Zezinho, homossexual assassinado por um matuto. A capoeira era dançada e cantada por

todos no ritmo do trabalho no canavial, que marcava a passagem de tempo da história.

Corrupção, jogos de interesse, alcoolismo, preconceito, alienação, fé e solidariedade se

misturam num espetáculo interativo no qual a plateia é colocada para decidir o destino da

comunidade através de eleições. A peça se passa numa encruzilhada e a plateia delimita o

contorno da estrada e as casas de cada Zé, cujo nome revela sua personalidade: Zé Boaça,

negro alcoólatra e fanfarrão; Zé Bento, homem conservador e de grande fé, Zé Fortuna,

corrupto e mulherengo, Zé Holístico, exótico e revolucionário. Cada um representa dilemas e

dramas sociais diferentes, que são enfrentados e solucionados em conjunto. Todos os

espetáculos tiveram mais do que uma única montagem e elenco.

A aprendizagem, vivenciada por cada novo ator refletia no seu modo de agir e pensar

sua cultura. O que se pode observar é que tanto a plateia como os elencos das peças se

envolviam com mais intensidade nos espetáculos montados numa ênfase antropológica

efetuando a aprendizagem em todos os envolvidos. Os docentes envolvidos no processo de

montagem dos espetáculos relataram um intenso desenvolvimento de seus alunos-atores, tanto

com relação ao processo cognitivo e afetivo, como na compreensão e valorização de sua

cultura local.

Considerações finais

Esta pesquisa buscou mostrar como se deu a legitimação do ensino de Artes num

paralelo com o contexto histórico.
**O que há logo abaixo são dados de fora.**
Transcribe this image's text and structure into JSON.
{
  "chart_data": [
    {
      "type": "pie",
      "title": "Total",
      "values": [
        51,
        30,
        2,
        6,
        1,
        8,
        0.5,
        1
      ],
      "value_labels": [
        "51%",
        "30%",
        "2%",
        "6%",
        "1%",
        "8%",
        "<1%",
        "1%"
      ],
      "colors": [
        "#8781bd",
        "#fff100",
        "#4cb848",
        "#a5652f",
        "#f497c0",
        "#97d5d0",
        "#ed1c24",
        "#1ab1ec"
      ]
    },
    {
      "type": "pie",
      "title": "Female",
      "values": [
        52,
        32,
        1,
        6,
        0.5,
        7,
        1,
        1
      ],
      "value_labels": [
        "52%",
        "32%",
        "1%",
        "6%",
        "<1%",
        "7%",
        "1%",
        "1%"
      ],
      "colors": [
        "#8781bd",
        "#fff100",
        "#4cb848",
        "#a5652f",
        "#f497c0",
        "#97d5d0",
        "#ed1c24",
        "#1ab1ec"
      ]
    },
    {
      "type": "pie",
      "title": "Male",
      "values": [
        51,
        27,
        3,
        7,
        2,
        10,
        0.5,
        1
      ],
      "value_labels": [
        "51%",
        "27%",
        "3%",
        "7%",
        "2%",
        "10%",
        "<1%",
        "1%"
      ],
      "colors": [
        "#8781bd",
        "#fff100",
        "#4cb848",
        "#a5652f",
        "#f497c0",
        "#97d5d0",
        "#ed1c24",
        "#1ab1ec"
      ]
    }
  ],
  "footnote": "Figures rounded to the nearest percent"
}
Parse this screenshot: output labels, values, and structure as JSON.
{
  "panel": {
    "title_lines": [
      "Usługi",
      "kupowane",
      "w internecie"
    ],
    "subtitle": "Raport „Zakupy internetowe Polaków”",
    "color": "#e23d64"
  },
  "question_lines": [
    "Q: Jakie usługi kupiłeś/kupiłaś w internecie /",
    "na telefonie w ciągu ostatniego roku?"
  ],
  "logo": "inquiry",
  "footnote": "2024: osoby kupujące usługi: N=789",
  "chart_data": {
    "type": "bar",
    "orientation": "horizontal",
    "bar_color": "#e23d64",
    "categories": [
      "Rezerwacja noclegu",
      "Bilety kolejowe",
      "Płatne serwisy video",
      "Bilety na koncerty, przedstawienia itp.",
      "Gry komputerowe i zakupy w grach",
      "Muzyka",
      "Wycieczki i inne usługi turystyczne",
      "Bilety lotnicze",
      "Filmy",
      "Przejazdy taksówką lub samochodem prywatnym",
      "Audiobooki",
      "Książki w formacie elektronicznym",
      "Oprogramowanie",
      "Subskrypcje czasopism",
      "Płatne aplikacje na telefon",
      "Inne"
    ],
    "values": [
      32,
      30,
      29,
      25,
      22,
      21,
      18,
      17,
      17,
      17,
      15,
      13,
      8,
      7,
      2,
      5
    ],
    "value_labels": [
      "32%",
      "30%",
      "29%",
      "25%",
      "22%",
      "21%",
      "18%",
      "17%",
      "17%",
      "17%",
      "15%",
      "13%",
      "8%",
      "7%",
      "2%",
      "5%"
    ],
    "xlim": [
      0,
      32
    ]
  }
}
Analisando a região do Alto Vale Piranga, pudemos notar

que não há espaço para o conhecimento artístico e que, apesar de ser reconhecido como área

de conhecimento tão necessário como o conhecimento científico, continua ocupando espaço

irrelevante nas instituições escolares. As políticas públicas até agora foram insignificantes

para resolver o problema da falta de habilitados. O conjunto escolar demonstra-se

despreparado para assumir uma visão poética na educação. Visão essa que valorize sua

própria cultura e um conhecimento que tenha como finalidade a si mesmo e a vida. Em razão

destes e de outros diversos desafios da educação, propusemos um olhar especial para a

educação do campo e propomos uma alternativa a partir da arte.